For data warehousing, the most significant classes of derived data are summary tables, single-table indices and join indices. Chapter 4 Conceptual Model and Front End Tools A popular conceptual model that influences the front-end tools, database design, and the query engines for OLAP is the multidimensional view of data in the warehouse. In a multidimensional data model, there is a set of numeric measures that are the objects of analysis. Examples of such measures are sales, budget, revenue, inventory, ROI (return on investment).
Each of the numeric measures depends on a set of dimensions, which provide the context for the measure. For example, the dimensions associated with a sale amount can be the city, product name, and the date when the sale was made. The dimensions together are assumed to uniquely determine the measure. Thus, the multi-dimensional data views a measure as a value in the multidimensional space of dimensions. Each dimension is described by a set of attributes. For example, the Product dimension may consist of four attributes: the category and the industry of the product, year of its introduction, and the average profit margin.
Figure2 Another distinctive feature of the conceptual model for OLAP is its stress on aggregation of measures by one or more dimensions as one of the key operations; e. g. , computing and ranking the total sales by each county (or by each year). Other popular operations include comparing two measures (e. g. , sales and budget) aggregated by the same dimensions. Time is a dimension that is of particular significance to decision support (e. g. , trend analysis). Often, it is desirable to have built-in knowledge of calendars and other aspects of the time dimension.
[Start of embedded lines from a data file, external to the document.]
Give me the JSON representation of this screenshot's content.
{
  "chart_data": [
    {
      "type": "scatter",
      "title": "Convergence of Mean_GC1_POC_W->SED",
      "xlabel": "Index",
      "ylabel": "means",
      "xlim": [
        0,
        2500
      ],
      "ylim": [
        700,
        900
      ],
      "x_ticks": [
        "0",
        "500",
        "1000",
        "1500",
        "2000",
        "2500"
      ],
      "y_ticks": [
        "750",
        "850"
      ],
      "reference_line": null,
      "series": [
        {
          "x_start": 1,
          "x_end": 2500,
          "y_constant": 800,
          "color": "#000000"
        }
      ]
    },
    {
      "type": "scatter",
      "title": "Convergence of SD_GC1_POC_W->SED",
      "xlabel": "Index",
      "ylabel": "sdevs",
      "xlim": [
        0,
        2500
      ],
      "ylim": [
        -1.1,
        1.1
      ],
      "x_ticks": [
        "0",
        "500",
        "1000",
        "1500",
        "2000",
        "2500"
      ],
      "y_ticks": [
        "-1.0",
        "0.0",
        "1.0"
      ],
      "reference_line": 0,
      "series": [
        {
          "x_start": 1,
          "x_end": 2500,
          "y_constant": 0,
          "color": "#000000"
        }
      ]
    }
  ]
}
Front End Tools The multidimensional data model grew out of the view of business data popularized by PC spreadsheet programs that were extensively used by business analysts. The spreadsheet is still the most compelling front-end application for OLAP. The challenge in supporting a query environment for OLAP can be crudely summarized as that of supporting spreadsheet operations efficiently over large multi-gigabyte databases. One of the popular operations that aresupportedbythemultidimensional spreadsheet application is pivoting.
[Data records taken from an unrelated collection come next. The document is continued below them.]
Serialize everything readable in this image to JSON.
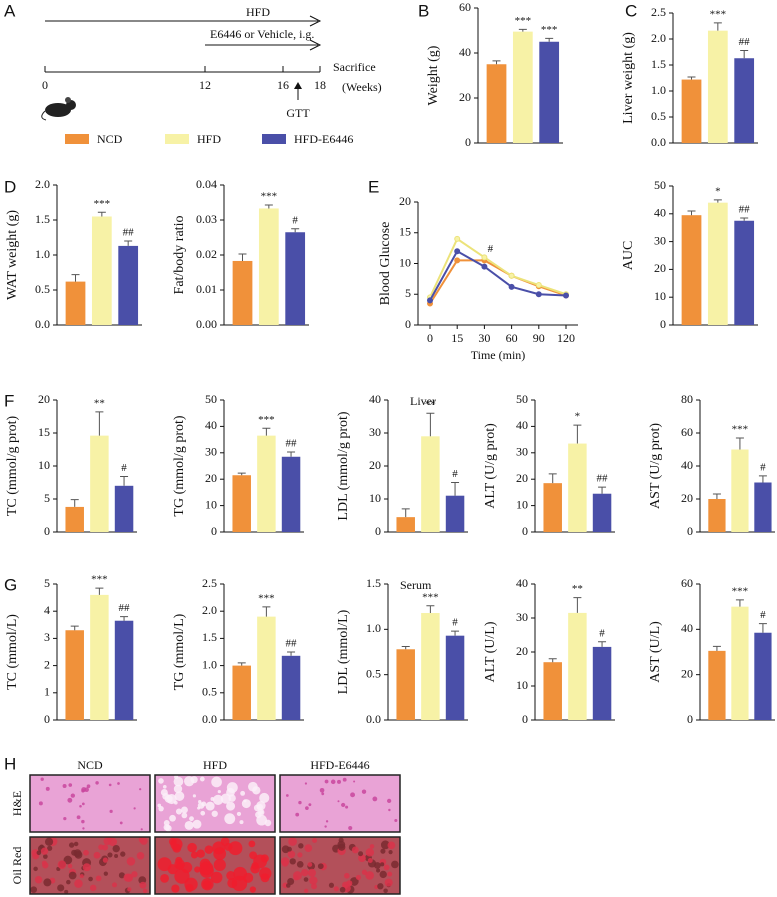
{
  "groups": [
    {
      "name": "NCD",
      "color": "#f0913a"
    },
    {
      "name": "HFD",
      "color": "#f7f2a6"
    },
    {
      "name": "HFD-E6446",
      "color": "#4a4fa8"
    }
  ],
  "timeline": {
    "panel": "A",
    "diet": "HFD",
    "treatment": "E6446 or Vehicle, i.g.",
    "end": "Sacrifice",
    "unit": "(Weeks)",
    "event": "GTT",
    "ticks": [
      0,
      12,
      16,
      18
    ]
  },
  "sections": [
    "Liver",
    "Serum"
  ],
  "histology": {
    "panel": "H",
    "columns": [
      "NCD",
      "HFD",
      "HFD-E6446"
    ],
    "rows": [
      "H&E",
      "Oil Red"
    ]
  },
  "chart_data": [
    {
      "type": "bar",
      "panel": "B",
      "ylabel": "Weight (g)",
      "categories": [
        null,
        null,
        null
      ],
      "values": [
        35,
        49.5,
        45
      ],
      "errors": [
        1.5,
        1,
        1.5
      ],
      "annotations": [
        null,
        "***",
        "***"
      ],
      "ylim": [
        0,
        60
      ],
      "yticks": [
        0,
        20,
        40,
        60
      ]
    },
    {
      "type": "bar",
      "panel": "C",
      "ylabel": "Liver weight (g)",
      "categories": [
        null,
        null,
        null
      ],
      "values": [
        1.22,
        2.16,
        1.63
      ],
      "errors": [
        0.05,
        0.15,
        0.15
      ],
      "annotations": [
        null,
        "***",
        "##"
      ],
      "ylim": [
        0,
        2.5
      ],
      "yticks": [
        {
          "value": 0,
          "label": "0.0"
        },
        0.5,
        {
          "value": 1,
          "label": "1.0"
        },
        1.5,
        {
          "value": 2,
          "label": "2.0"
        },
        2.5
      ]
    },
    {
      "type": "bar",
      "panel": "D",
      "ylabel": "WAT weight (g)",
      "categories": [
        null,
        null,
        null
      ],
      "values": [
        0.62,
        1.55,
        1.13
      ],
      "errors": [
        0.1,
        0.06,
        0.07
      ],
      "annotations": [
        null,
        "***",
        "##"
      ],
      "ylim": [
        0,
        2
      ],
      "yticks": [
        {
          "value": 0,
          "label": "0.0"
        },
        0.5,
        {
          "value": 1,
          "label": "1.0"
        },
        1.5,
        {
          "value": 2,
          "label": "2.0"
        }
      ]
    },
    {
      "type": "bar",
      "ylabel": "Fat/body ratio",
      "categories": [
        null,
        null,
        null
      ],
      "values": [
        0.0183,
        0.0333,
        0.0265
      ],
      "errors": [
        0.002,
        0.001,
        0.001
      ],
      "annotations": [
        null,
        "***",
        "#"
      ],
      "ylim": [
        0,
        0.04
      ],
      "yticks": [
        {
          "value": 0,
          "label": "0.00"
        },
        0.01,
        0.02,
        0.03,
        0.04
      ]
    },
    {
      "type": "line",
      "panel": "E",
      "ylabel": "Blood Glucose",
      "xlabel": "Time (min)",
      "categories": [
        "0",
        "15",
        "30",
        "60",
        "90",
        "120"
      ],
      "series": [
        {
          "values": [
            3.5,
            10.5,
            10.5,
            8,
            6.3,
            4.8
          ]
        },
        {
          "values": [
            4.5,
            14,
            11,
            8,
            6.5,
            5
          ]
        },
        {
          "values": [
            4,
            12,
            9.5,
            6.2,
            5,
            4.8
          ]
        }
      ],
      "annotations": [
        null,
        null,
        "#",
        null,
        null,
        null
      ],
      "ylim": [
        0,
        20
      ],
      "yticks": [
        0,
        5,
        10,
        15,
        20
      ]
    },
    {
      "type": "bar",
      "ylabel": "AUC",
      "categories": [
        null,
        null,
        null
      ],
      "values": [
        39.5,
        44,
        37.5
      ],
      "errors": [
        1.5,
        1,
        1
      ],
      "annotations": [
        null,
        "*",
        "##"
      ],
      "ylim": [
        0,
        50
      ],
      "yticks": [
        0,
        10,
        20,
        30,
        40,
        50
      ]
    },
    {
      "type": "bar",
      "panel": "F",
      "ylabel": "TC (mmol/g prot)",
      "categories": [
        null,
        null,
        null
      ],
      "values": [
        3.8,
        14.6,
        7
      ],
      "errors": [
        1.1,
        3.6,
        1.4
      ],
      "annotations": [
        null,
        "**",
        "#"
      ],
      "ylim": [
        0,
        20
      ],
      "yticks": [
        0,
        5,
        10,
        15,
        20
      ]
    },
    {
      "type": "bar",
      "ylabel": "TG (mmol/g prot)",
      "categories": [
        null,
        null,
        null
      ],
      "values": [
        21.5,
        36.5,
        28.5
      ],
      "errors": [
        0.8,
        2.8,
        1.8
      ],
      "annotations": [
        null,
        "***",
        "##"
      ],
      "ylim": [
        0,
        50
      ],
      "yticks": [
        0,
        10,
        20,
        30,
        40,
        50
      ]
    },
    {
      "type": "bar",
      "ylabel": "LDL (mmol/g prot)",
      "categories": [
        null,
        null,
        null
      ],
      "values": [
        4.5,
        29,
        11
      ],
      "errors": [
        2.5,
        7,
        4
      ],
      "annotations": [
        null,
        "**",
        "#"
      ],
      "ylim": [
        0,
        40
      ],
      "yticks": [
        0,
        10,
        20,
        30,
        40
      ]
    },
    {
      "type": "bar",
      "ylabel": "ALT (U/g prot)",
      "categories": [
        null,
        null,
        null
      ],
      "values": [
        18.5,
        33.5,
        14.5
      ],
      "errors": [
        3.5,
        7,
        2.5
      ],
      "annotations": [
        null,
        "*",
        "##"
      ],
      "ylim": [
        0,
        50
      ],
      "yticks": [
        0,
        10,
        20,
        30,
        40,
        50
      ]
    },
    {
      "type": "bar",
      "ylabel": "AST (U/g prot)",
      "categories": [
        null,
        null,
        null
      ],
      "values": [
        20,
        50,
        30
      ],
      "errors": [
        3,
        7,
        4
      ],
      "annotations": [
        null,
        "***",
        "#"
      ],
      "ylim": [
        0,
        80
      ],
      "yticks": [
        0,
        20,
        40,
        60,
        80
      ]
    },
    {
      "type": "bar",
      "panel": "G",
      "ylabel": "TC (mmol/L)",
      "categories": [
        null,
        null,
        null
      ],
      "values": [
        3.3,
        4.6,
        3.65
      ],
      "errors": [
        0.15,
        0.25,
        0.15
      ],
      "annotations": [
        null,
        "***",
        "##"
      ],
      "ylim": [
        0,
        5
      ],
      "yticks": [
        0,
        1,
        2,
        3,
        4,
        5
      ]
    },
    {
      "type": "bar",
      "ylabel": "TG (mmol/L)",
      "categories": [
        null,
        null,
        null
      ],
      "values": [
        1,
        1.9,
        1.18
      ],
      "errors": [
        0.05,
        0.18,
        0.07
      ],
      "annotations": [
        null,
        "***",
        "##"
      ],
      "ylim": [
        0,
        2.5
      ],
      "yticks": [
        {
          "value": 0,
          "label": "0.0"
        },
        0.5,
        {
          "value": 1,
          "label": "1.0"
        },
        1.5,
        {
          "value": 2,
          "label": "2.0"
        },
        2.5
      ]
    },
    {
      "type": "bar",
      "ylabel": "LDL (mmol/L)",
      "categories": [
        null,
        null,
        null
      ],
      "values": [
        0.78,
        1.18,
        0.93
      ],
      "errors": [
        0.03,
        0.08,
        0.05
      ],
      "annotations": [
        null,
        "***",
        "#"
      ],
      "ylim": [
        0,
        1.5
      ],
      "yticks": [
        {
          "value": 0,
          "label": "0.0"
        },
        0.5,
        {
          "value": 1,
          "label": "1.0"
        },
        1.5
      ]
    },
    {
      "type": "bar",
      "ylabel": "ALT (U/L)",
      "categories": [
        null,
        null,
        null
      ],
      "values": [
        17,
        31.5,
        21.5
      ],
      "errors": [
        1,
        4.5,
        1.5
      ],
      "annotations": [
        null,
        "**",
        "#"
      ],
      "ylim": [
        0,
        40
      ],
      "yticks": [
        0,
        10,
        20,
        30,
        40
      ]
    },
    {
      "type": "bar",
      "ylabel": "AST (U/L)",
      "categories": [
        null,
        null,
        null
      ],
      "values": [
        30.5,
        50,
        38.5
      ],
      "errors": [
        2,
        3,
        4
      ],
      "annotations": [
        null,
        "***",
        "#"
      ],
      "ylim": [
        0,
        60
      ],
      "yticks": [
        0,
        20,
        40,
        60
      ]
    }
  ]
}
Consider the multidimensional schema of Figure 2 represented in a spreadsheet where each row corresponds to a sale . Let there be one column for each dimension and an extra column that represents the amount of sale. The simplest view of pivoting is that it selects two dimensions that are used to aggregate a measure, e. g. , sales in the above example. The aggregated values are often displayed in a grid where each value in the (x,y) coordinate corresponds to the aggregated value of the measure when the first dimension has the value x and the second dimension has the value y.
Thus, in our example, if the selected dimensions are city and year, then the x-axis may represent all values of city and the y-axis may represent the years. The point (x,y) will represent the aggregated sales for city x in the year y. Thus, what were values in the original spreadsheets have now become row and column headers in the pivoted spreadsheet. Other operators related to pivoting are rollup or drill-down. Rollup corresponds to taking the current data object and doing a further group-by on one of the dimensions. Thus, it is possible to roll-up the sales data, perhaps already aggregated on city, additionally by product.